Universität InnsbruckUniversität Innsbruck

Forschungsinstitut Brenner-Archiv

Rezension von Hubert Lengauer

 
 

Sepp Mall, Wundränder [Okt. 2004]
Roman.
Innsbruck: Haymon 2004.

Wieviel muß man wissen, als durchschnittlicher Leser, als Nicht-Tiroler, wenn man auf einen Roman zur Bumser-Zeit zugeht? Wie viel und was erfährt man von ihm? Sind das überhaupt berechtigte Fragen zu einem historischen Roman?
Tatsache ist, man kommt als Leser an dem eigenen Wissen nicht vorbei, aber es kann auch nicht der Maßstab sein, an dem der Roman gemessen wird. Neben dem historischen Wissen ist da noch das literarische: die Erinnerung an den holzgeschnitzten Chauvinismus in Tumlers „Tal von Laussa und Duron“, an die quälende, bußfertige Abmühung in der „Aufschreibung in Trient“; an Josef Zoderers „Walsche“. Und andere werden noch mehr wissen oder dabei gewesen sein oder „betroffen“ in irgend einer Weise.
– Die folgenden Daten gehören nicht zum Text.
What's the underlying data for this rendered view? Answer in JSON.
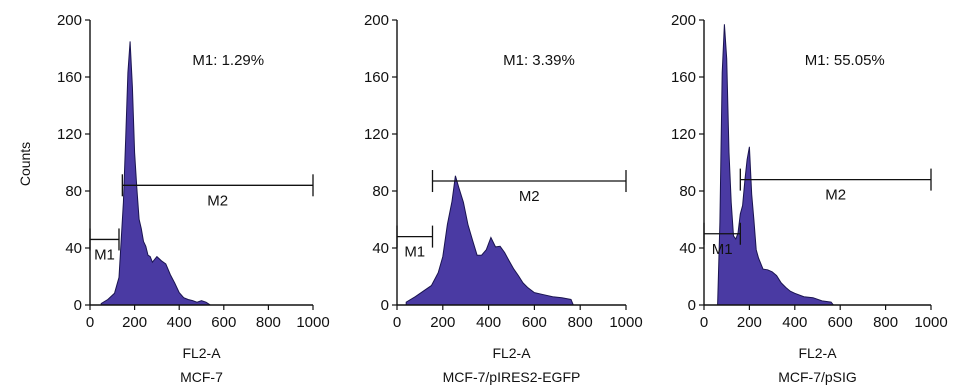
{
  "y_axis_label": "Counts",
  "colors": {
    "fill": "#4a3aa3",
    "stroke": "#1a1450",
    "axis": "#111111"
  },
  "chart_data": [
    {
      "type": "area",
      "panel_title": "MCF-7",
      "xlabel": "FL2-A",
      "ylabel": "Counts",
      "xlim": [
        0,
        1000
      ],
      "ylim": [
        0,
        200
      ],
      "xticks": [
        "0",
        "200",
        "400",
        "600",
        "800",
        "1000"
      ],
      "yticks": [
        "0",
        "40",
        "80",
        "120",
        "160",
        "200"
      ],
      "x": [
        50,
        80,
        110,
        130,
        150,
        160,
        170,
        180,
        190,
        200,
        210,
        220,
        230,
        240,
        250,
        260,
        270,
        280,
        300,
        320,
        340,
        360,
        380,
        400,
        420,
        440,
        460,
        480,
        500,
        520,
        540
      ],
      "counts": [
        1,
        4,
        8,
        20,
        70,
        120,
        160,
        188,
        150,
        110,
        80,
        62,
        52,
        46,
        40,
        36,
        33,
        31,
        33,
        32,
        28,
        22,
        15,
        9,
        5,
        4,
        3,
        2,
        3,
        2,
        0
      ],
      "markers": [
        {
          "label": "M1",
          "text": "M1: 1.29%",
          "start": 0,
          "end": 130,
          "y": 46
        },
        {
          "label": "M2",
          "start": 145,
          "end": 1000,
          "y": 84
        }
      ]
    },
    {
      "type": "area",
      "panel_title": "MCF-7/pIRES2-EGFP",
      "xlabel": "FL2-A",
      "ylabel": "Counts",
      "xlim": [
        0,
        1000
      ],
      "ylim": [
        0,
        200
      ],
      "xticks": [
        "0",
        "200",
        "400",
        "600",
        "800",
        "1000"
      ],
      "yticks": [
        "0",
        "40",
        "80",
        "120",
        "160",
        "200"
      ],
      "x": [
        40,
        80,
        120,
        150,
        180,
        200,
        220,
        240,
        255,
        270,
        290,
        310,
        330,
        350,
        370,
        390,
        410,
        430,
        450,
        470,
        490,
        510,
        530,
        550,
        570,
        600,
        640,
        680,
        720,
        760,
        770
      ],
      "counts": [
        2,
        6,
        10,
        14,
        22,
        35,
        55,
        75,
        88,
        85,
        70,
        58,
        44,
        36,
        34,
        40,
        46,
        42,
        40,
        38,
        30,
        26,
        20,
        16,
        12,
        9,
        7,
        6,
        5,
        4,
        0
      ],
      "markers": [
        {
          "label": "M1",
          "text": "M1: 3.39%",
          "start": 0,
          "end": 155,
          "y": 48
        },
        {
          "label": "M2",
          "start": 155,
          "end": 1000,
          "y": 87
        }
      ]
    },
    {
      "type": "area",
      "panel_title": "MCF-7/pSIG",
      "xlabel": "FL2-A",
      "ylabel": "Counts",
      "xlim": [
        0,
        1000
      ],
      "ylim": [
        0,
        200
      ],
      "xticks": [
        "0",
        "200",
        "400",
        "600",
        "800",
        "1000"
      ],
      "yticks": [
        "0",
        "40",
        "80",
        "120",
        "160",
        "200"
      ],
      "x": [
        60,
        70,
        80,
        90,
        100,
        110,
        120,
        130,
        140,
        150,
        160,
        170,
        180,
        190,
        200,
        210,
        220,
        230,
        240,
        260,
        280,
        300,
        320,
        340,
        360,
        380,
        400,
        440,
        480,
        520,
        560,
        570
      ],
      "counts": [
        0,
        60,
        160,
        200,
        170,
        110,
        70,
        50,
        45,
        52,
        62,
        72,
        85,
        105,
        108,
        80,
        58,
        40,
        32,
        26,
        24,
        24,
        20,
        16,
        12,
        10,
        8,
        6,
        5,
        3,
        2,
        0
      ],
      "markers": [
        {
          "label": "M1",
          "text": "M1: 55.05%",
          "start": 0,
          "end": 160,
          "y": 50
        },
        {
          "label": "M2",
          "start": 160,
          "end": 1000,
          "y": 88
        }
      ]
    }
  ]
}
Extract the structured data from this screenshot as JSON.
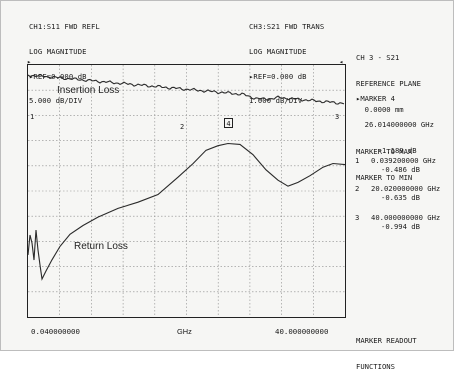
{
  "header": {
    "ch1": {
      "line1": "CH1:S11 FWD REFL",
      "line2": "LOG MAGNITUDE",
      "line3": "▸REF=0.000 dB",
      "line4": "5.000 dB/DIV"
    },
    "ch3": {
      "line1": "CH3:S21 FWD TRANS",
      "line2": "LOG MAGNITUDE",
      "line3": "▸REF=0.000 dB",
      "line4": "1.000 dB/DIV"
    }
  },
  "plot": {
    "trace_labels": {
      "insertion": "Insertion Loss",
      "return": "Return Loss"
    },
    "markers": {
      "m1": "1",
      "m2": "2",
      "m3": "3",
      "m4": "4"
    },
    "x_axis": {
      "start": "0.040000000",
      "unit": "GHz",
      "stop": "40.000000000"
    }
  },
  "side_panel": {
    "channel": {
      "line1": "CH 3 - S21",
      "line2": "REFERENCE PLANE",
      "line3": "  0.0000 mm"
    },
    "active_marker": {
      "line1": "▸MARKER 4",
      "line2": "  26.014000000 GHz",
      "line3": "     -1.189 dB"
    },
    "functions": {
      "line1": "MARKER TO MAX",
      "line2": "MARKER TO MIN"
    },
    "readouts": [
      {
        "num": "1",
        "freq": "0.039200000 GHz",
        "value": "-0.486 dB"
      },
      {
        "num": "2",
        "freq": "20.020000000 GHz",
        "value": "-0.635 dB"
      },
      {
        "num": "3",
        "freq": "40.000000000 GHz",
        "value": "-0.994 dB"
      }
    ],
    "footer": {
      "line1": "MARKER READOUT",
      "line2": "FUNCTIONS"
    }
  },
  "colors": {
    "trace": "#2a2a2a",
    "grid": "#8c8c8c",
    "background": "#f6f6f4"
  }
}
Was wußte Sepp Malls Vater (1929-1998), dem der Roman gewidmet ist? Was wusste der Sohn? Sosehr diese Widmung Teil des Textes ist, wir müssen ihr nicht biographisch nachspionieren.
Aber: eben davon handelt der Roman: was man als Sohn oder auch als Schwester wissen konnte von den geheimen männerbündischen Aktionen, deren Resultate gefällte Strommasten, gesprengte Denkmäler, zerfetzte Körper waren. Er begibt sich auf die Ebene der Jugendlichen von 1966, denen der Lattenpendler in der Fußball-WM und die Pässe des Sandro Mazzola manchmal näher standen als die fremden, unverständlichen oder abwesenden Väter (einer sitzt ein und wird Verräter, ein anderer war nie da, ein dritter verachtet seinen sprachbehinderten Sohn und jagt ihn aus dem Haus); vielleicht noch deutlicher oder erzählerisch triftiger: der Roman begibt sich auf die Ebene der Töchter, denen die eigenen Väter ebenso fremd sind, deren Kontakte zu den italienischen Polizisten als „Fraternisieren“ mit dem Feind ausgelegt wird. Kann sich der Roman auf diese Wissens-Ebene zurückbegeben und alles andere, das politische und historische Wissen beiseite lassen? Er kann es und tut es, und der Effekt ist, dass das Absurde der terroristischen Aktionen krasser hervortritt als das eine historisch wissende Erläuterung je begreiflich machen könnte: so wie die Augen des Simplizius uns Brandschatzung und Vergewaltigung im Dreißigjährigen Krieg genauer sehen und die Groteske einer verkehrten Welt nachdrücklicher spüren lassen als alle nachgetragenen Erläuterungen.
Und natürlich ist es nicht so, wie der Klappentext meint (warum haben Klappentexte immer dieses breit Umarmende, dieses nett „Tolerante“, das allen recht geben und keinen vergraulen möchte?), dass dies „keine Interpretation zeitgeschichtlicher Ereignisse“ sei und dass der Leser (!) die Chance habe, „sich seine eigene Meinung zu bilden“ usw. usf.
Der Leser – mag sein, die LeserIN wird da hoffentlich klüger sein und jene Schlüsselstellen wahrnehmen, in denen die Tochter eines Ideologen (und Geliebte des Sprachgestörten, später zerfetzten „Terroristen“) wahre Worte sagt: „dieses Geschwätz von der richtigen Sache, alle diese Luftschlösser, Verbohrtheiten. Befreiungskampf, haben sie sich gegenseitig zugebrüllt, Freiheit, gerechte Sache,...“ (130). Dagegen haben die Männerbündler, die den Sprachgestörten zu ihrem „glühenden“ Instrument gemacht haben, kein Argument: „Davon versteht ihr nichts. Von der Liebe zum Volk, vom Opfergang, und schon gar nichts davon, wie einer zum Mann wird, ein armer Teufel, ein Stotterer ...“ (150).
Die Erzählung ist bei den Geschädigten dieser historischen Ereignisse, und das ist nicht die italienische Industrie oder der Staat, das sind die, welche die Absenz der Väter und Brüder ausbaden mussten, bei den Adoleszenten, ihren Verlusten und ihrer „Kälberliebe“, die keine nationalistische Verachtung kennt. Die Behutsamkeit, mit der Sepp Mall ihre Perspektive zur dominanten macht, ist nicht bloß „tolerant“; sie ist mehr als das.